Грузовик с платформой стоял последним в веренице, решетки на нем были задвинуты. Они узнали его. Они столпились в задней части платформы, призывно просовывая морды сквозь прутья. Они узнали голос. Да, он услышал это. Они увидели надежду. В этом блеянии буквально слышался плач. Он подошел к ним и сам себе не поверил: когда он погладил свою Искорку по морде и она замолчала и взглянула на него своими блестящими глазами. Он ощутил сырость: у него увлажнились глаза. Точнее, один глаз. Тридцать лет назад он обморозил левый глаз, собирая овец на Широкодолинской хейди, и временно ослеп на него; а правый глаз сейчас ронял редкие слезы. Они возникали как будто из ниоткуда горячим потоком: словно старый пересохший источник, который снова начал увлажнять мхи.
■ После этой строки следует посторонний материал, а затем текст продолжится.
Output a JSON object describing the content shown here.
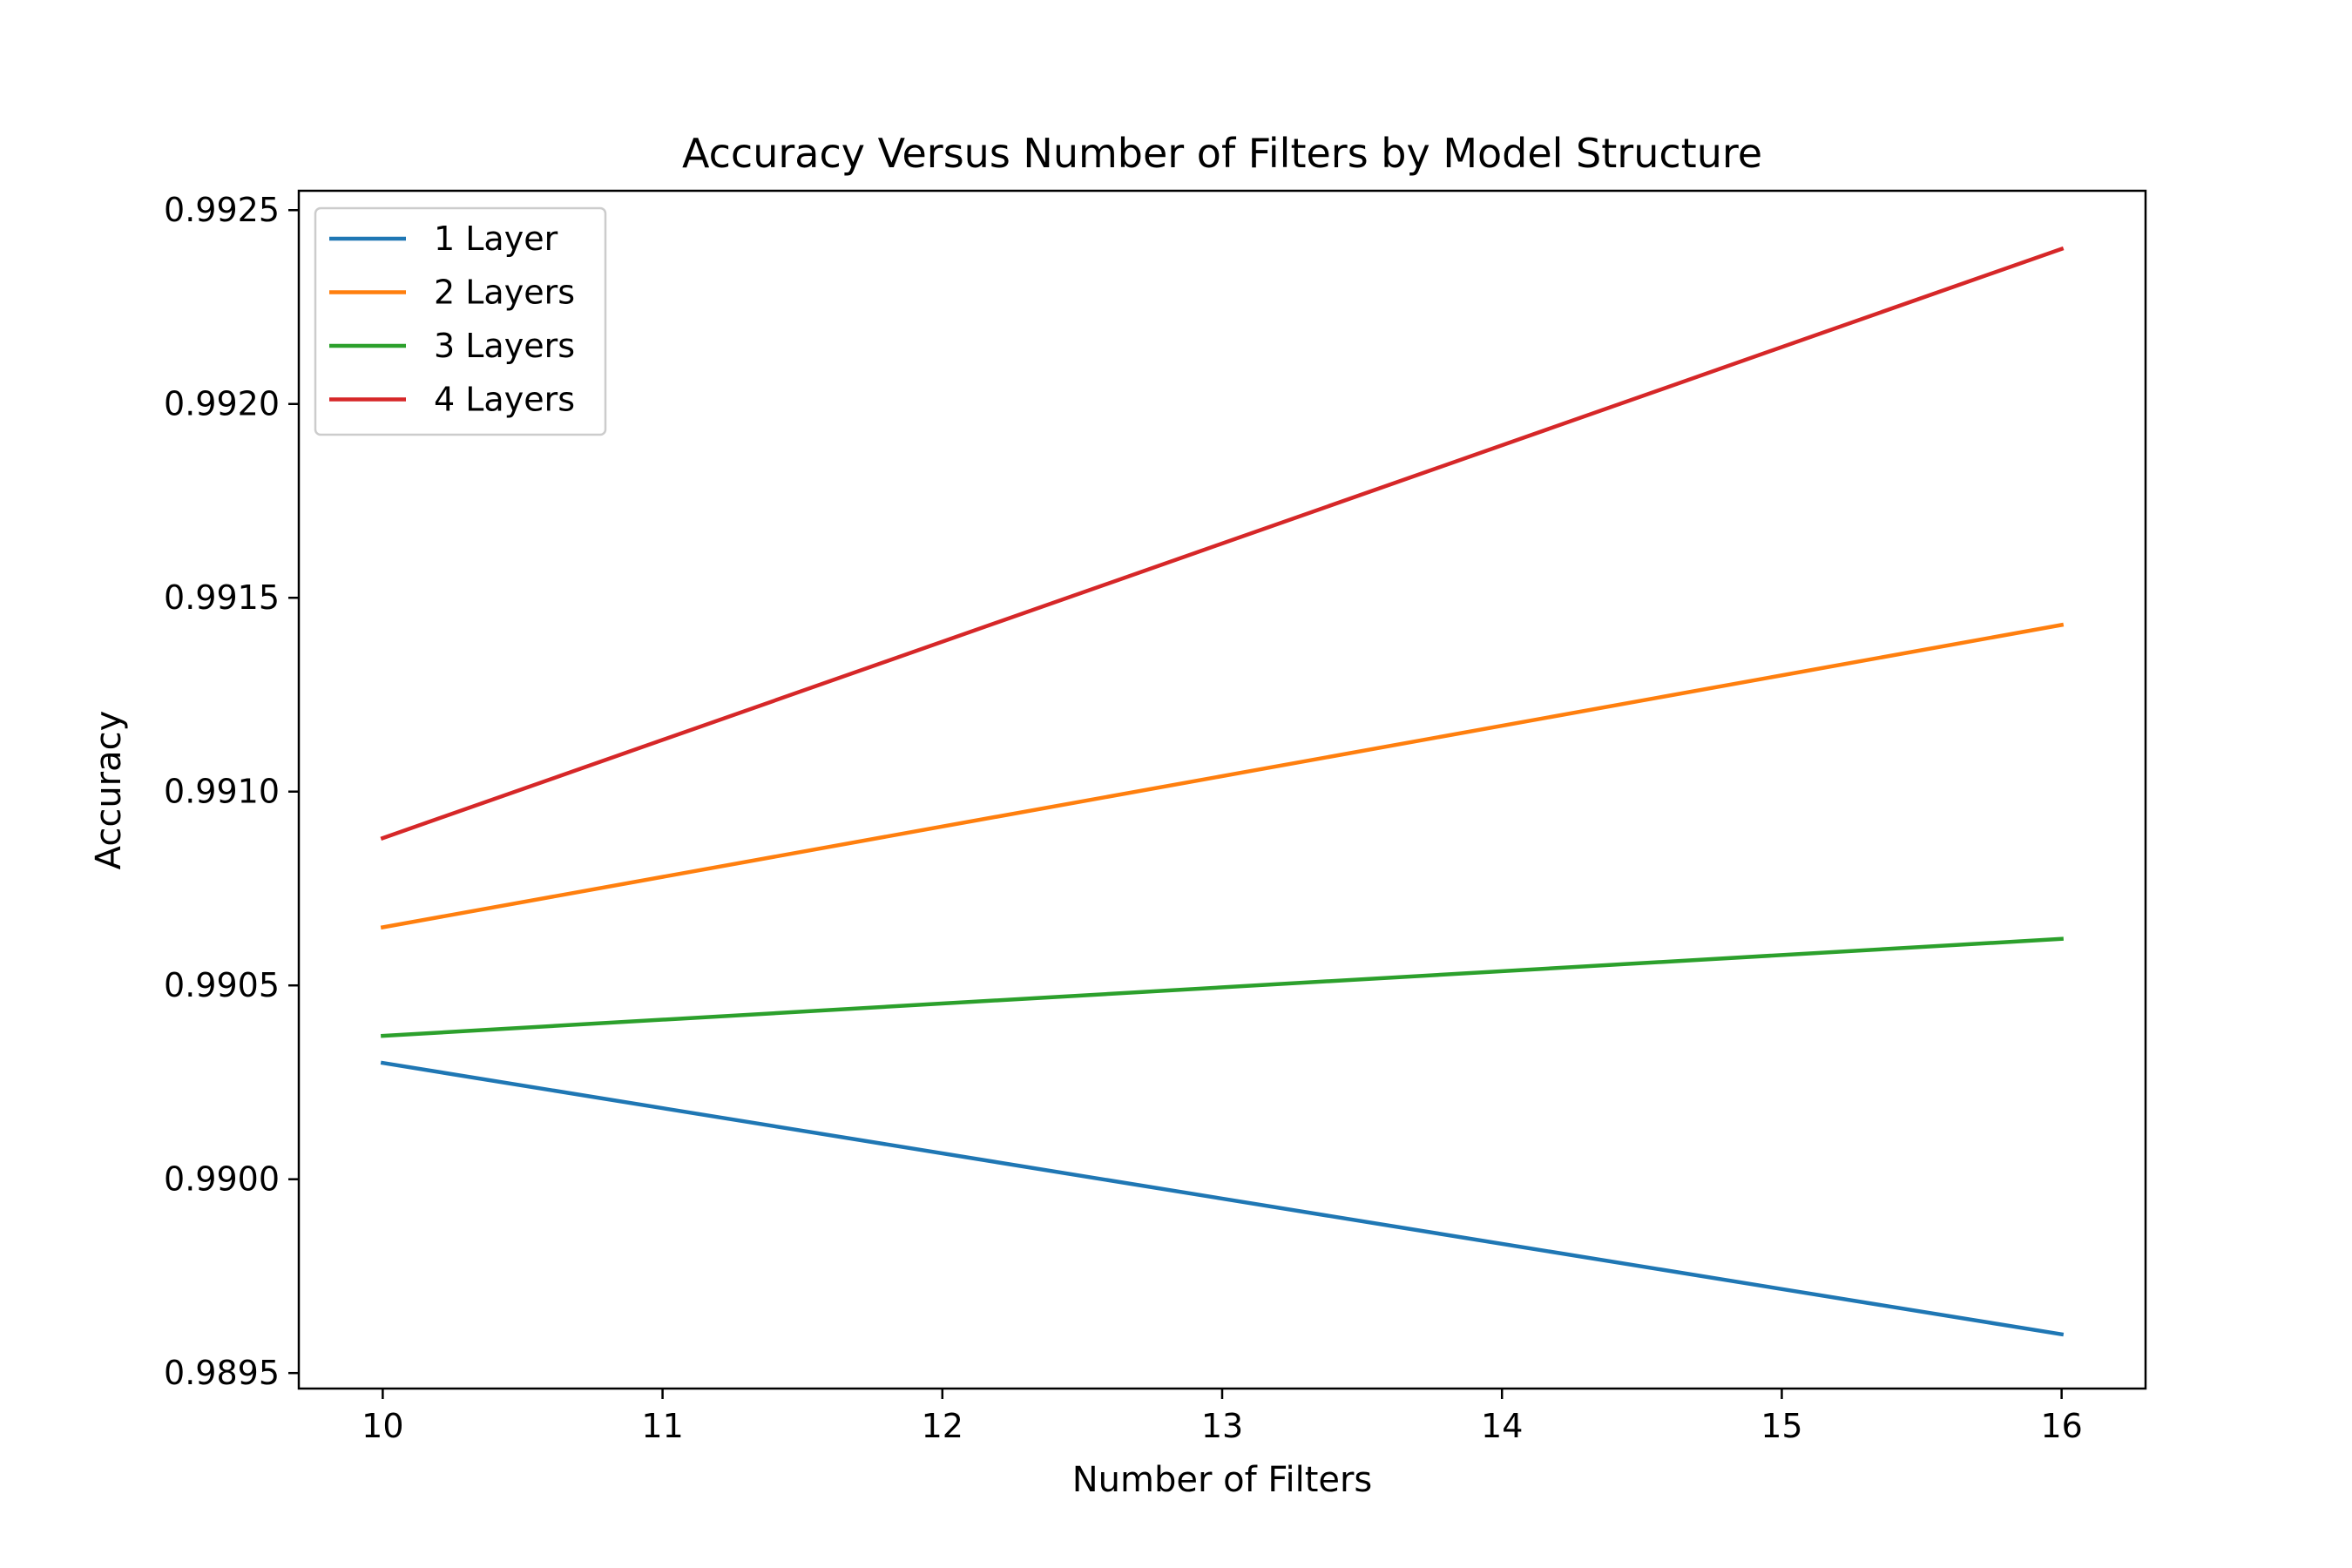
{
  "chart_data": {
    "type": "line",
    "title": "Accuracy Versus Number of Filters by Model Structure",
    "xlabel": "Number of Filters",
    "ylabel": "Accuracy",
    "x": [
      10,
      16
    ],
    "xlim": [
      9.7,
      16.3
    ],
    "ylim": [
      0.98946,
      0.99255
    ],
    "xticks": [
      10,
      11,
      12,
      13,
      14,
      15,
      16
    ],
    "yticks": [
      0.9895,
      0.99,
      0.9905,
      0.991,
      0.9915,
      0.992,
      0.9925
    ],
    "ytick_labels": [
      "0.9895",
      "0.9900",
      "0.9905",
      "0.9910",
      "0.9915",
      "0.9920",
      "0.9925"
    ],
    "grid": false,
    "legend_position": "top-left",
    "series": [
      {
        "name": "1 Layer",
        "color": "#1f77b4",
        "values": [
          0.9903,
          0.9896
        ]
      },
      {
        "name": "2 Layers",
        "color": "#ff7f0e",
        "values": [
          0.99065,
          0.99143
        ]
      },
      {
        "name": "3 Layers",
        "color": "#2ca02c",
        "values": [
          0.99037,
          0.99062
        ]
      },
      {
        "name": "4 Layers",
        "color": "#d62728",
        "values": [
          0.99088,
          0.9924
        ]
      }
    ]
  }
}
Честно говоря, он сейчас толком не знал, как ему держать себя. Кажется, за все свои горно-холодные дни он до сих пор никогда не плакал.
Он пошел вдоль борта грузовика, гладя их одной рукой по мордам, а другой рукой вытирая глаз, – а потом вдоль фуры. И в ней блеяние стало громче, словно они почувствовали сквозь стенку машины, кто к ним пришел. Раздался топот и стук, когда они в отчаянии стали биться в стенку головой и рогами. Он прошел вперед фуры. «Русский джип» стоял там с включенным двигателем. Хроульв слегка нагнулся к бензиновому теплу, вылетавшему из выхлопной трубы, заглянул в заднее окошко, но крыша была из парусины, а окошко из пластика, и к тому же грязное, и он не увидел, сидит ли кто-нибудь внутри. Но он заметил, что дверца с другой стороны открыта и из нее в серое небо летит белый дымок. Он снова зашел за джип, немного постоял, словно его одолело внезапное сомнение, а потом вновь прошел вперед, к открытой дверце. Юноша на вид лет двадцати пяти, с несчастным лицом, худощавый, со спутанной копной волос, довольно-таки убогого облика, сидел почти что за рулем, с одной ногой в дверном проеме, и курил сквозь открытую дверцу сигарету. Он поднял глаза, и их взгляды встретились.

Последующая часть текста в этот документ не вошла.